UI Automation: Synthesizing 2,616 MIDI Files to WAV at Scale
I'm the head of the technology team for a small haitian church and the lead developer of a worship app called Prayershub, and we assist the Praise Team with their singing practices.
In a praise session, there's often 4 vocal roles played by the singers: soprano, alto, tenor, basse, with soprano being the most high-pitched range and basse being the lowest pitch range.
To assist our singers with their performance, we create separate audio tracks for each voice, like the examples below for the French adaption of "Count Your Blessings"
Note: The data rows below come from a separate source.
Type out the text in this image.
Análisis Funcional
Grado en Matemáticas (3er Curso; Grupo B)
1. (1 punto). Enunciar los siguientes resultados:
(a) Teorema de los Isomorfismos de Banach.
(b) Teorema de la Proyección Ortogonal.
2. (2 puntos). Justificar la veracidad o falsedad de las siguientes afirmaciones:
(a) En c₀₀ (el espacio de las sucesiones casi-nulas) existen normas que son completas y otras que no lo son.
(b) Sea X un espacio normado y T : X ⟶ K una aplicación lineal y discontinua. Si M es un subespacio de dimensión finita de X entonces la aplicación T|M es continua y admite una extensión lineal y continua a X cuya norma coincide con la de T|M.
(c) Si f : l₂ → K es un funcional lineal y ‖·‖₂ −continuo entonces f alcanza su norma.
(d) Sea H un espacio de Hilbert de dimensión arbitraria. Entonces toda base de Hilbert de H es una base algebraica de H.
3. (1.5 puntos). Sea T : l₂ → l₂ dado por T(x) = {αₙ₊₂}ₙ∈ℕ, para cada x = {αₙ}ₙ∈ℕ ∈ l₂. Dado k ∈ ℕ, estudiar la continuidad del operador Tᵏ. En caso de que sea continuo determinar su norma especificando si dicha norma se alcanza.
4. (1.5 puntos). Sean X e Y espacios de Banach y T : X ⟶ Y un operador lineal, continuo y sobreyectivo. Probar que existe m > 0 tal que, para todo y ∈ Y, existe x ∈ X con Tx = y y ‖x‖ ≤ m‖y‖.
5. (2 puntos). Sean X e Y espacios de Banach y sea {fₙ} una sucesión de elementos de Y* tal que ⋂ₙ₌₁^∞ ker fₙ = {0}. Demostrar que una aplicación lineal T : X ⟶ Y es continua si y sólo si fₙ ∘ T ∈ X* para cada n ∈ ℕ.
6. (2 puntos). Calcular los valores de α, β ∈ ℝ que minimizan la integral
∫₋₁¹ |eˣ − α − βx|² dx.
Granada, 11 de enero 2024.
Quand le vol de la tempête … - 527:- Soprano:
- Alto:
- Tenor:
- Basse:
Credits to Troisanges.org which hosted all of the 654 MIDI files for the 654 songs in the SDA French Hymanl (Hymnes et louanges) that made this possible.
However, during training, the producer noticed that it was difficult for our singers to follow the various voices with the music. For example, Tenor is nearly unrecognizeable compared with the other songs, thus the singers couldn't find their place and didn't know where each word begun and end.
So, to aid in their training, we devised that we could have the tracks played by a artifical human voice, rather than a piano. Yes, that tenor track still would sound substantially different (which is okay, that's how music works), but hopefully it would be slightly easier to pick out the words and follow along.
Here are the 4 voices for the same song, synthesized with Synthesizer V Studio 2 Basic
- Soprano:
- Alto:
- Tenor:
- Basse:
We tried this sample with the group, and it seemed to help quite a bit. So, I had the go-ahead to create voices for every song in the hymnal.
To get a scale of what this conversion process looked like, here's some back-of-the-envelope calculations of the scale of this operation:
- The Hymnes et louanges has 654 songs (.midis)
- Each .midi has 4 voices
- Each voice on average plays 4 verses
- Each verse on average is about 40 seconds
- So (654 .midis) * (4 voices) * (4 verses) * (40 seconds) ≈ 418,560 seconds ≈ 116 hours of synthesized audio
Preparations
As mentioned before, I already had the 654 midis for all the songs in the hymnal. The next step was to import them into SynthV (Synthesizer V Studio 2 Basic)
However, the free version SynthV's default voicebank will only synthesize 1 track in a MIDI file. I needed 4 tracks synthesized.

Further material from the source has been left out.